Resumo da Sessão Remota de terça-feira na Assembleia Legislativa do Acre

Em Sessão Ordinária remota, realizada na terça-feira, 30, na Assembleia Legislativa do Acre, os deputados estaduais debateram diversos temas, entre eles as prioridades da vacinação do Covid-19 e o Projeto de Lei que pune servidores e políticos que furarem a fila da vacina.

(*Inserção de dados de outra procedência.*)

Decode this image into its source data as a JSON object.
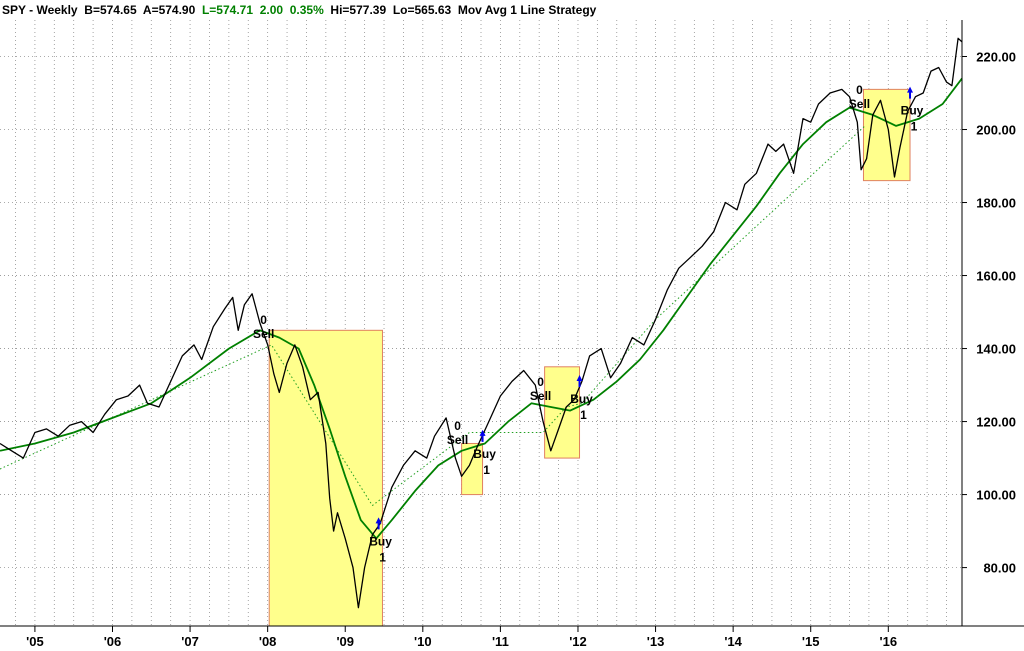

O deputado Nenem Almeida, em seu tempo durante a sessão, pediu que o governo dê prioridade aos bancários na lista de vacinação contra a Covid-19. O parlamentar alega que o grupo de profissionais permanece atuando nas agências, estando assim, expostos ao vírus. O parlamenta apontou que o Estado possui pouco mais de mil bancários, e que talvez essa quantidade seja a razão pela qual a classe ainda não recebeu a devida atenção do governo. Finalizou seu discurso cobrando um posicionamento do executivo quanto a essa questão.

O deputado Fagner Calegário manifestou apoio ao projeto de lei de autoria do deputado Roberto Duarte (MDB) que institui o Plano Estadual de vacinação dos grupos prioritários contra o coronavírus, estabelecendo os grupos prioritários de acesso às vacinas. O parlamentar acredita que todos os profissionais que atuam na linha de frente do combate à Covid-19 precisam ser vacinados. “Sabemos que todos os profissionais que estão trabalhando na linha de frente de combate a esta doença precisam ser vacinados, mas de nada adianta debater quem é prioridade se não temos vacina.” Frisou Calegário.

Em seu pronunciamento, o vice-presidente da Aleac, deputado Jenilson Leite (PSB), destacou a importância do projeto de lei nº 123 de sua autoria, que estabelece prioridade aos profissionais de saúde, segurança e pessoas vulneráveis na fila de vacinação contra a Covid-19. O parlamentar falou quem deve ser priorizado na fila da vacinação contra a Covid-19. “Cito os profissionais da segurança que estão na linha de frente e também devem ser vacinados. Assim como as pessoas autônomas, trabalhadores da limpeza pública, professores, agentes funerários e outros também têm de ser imunizados”.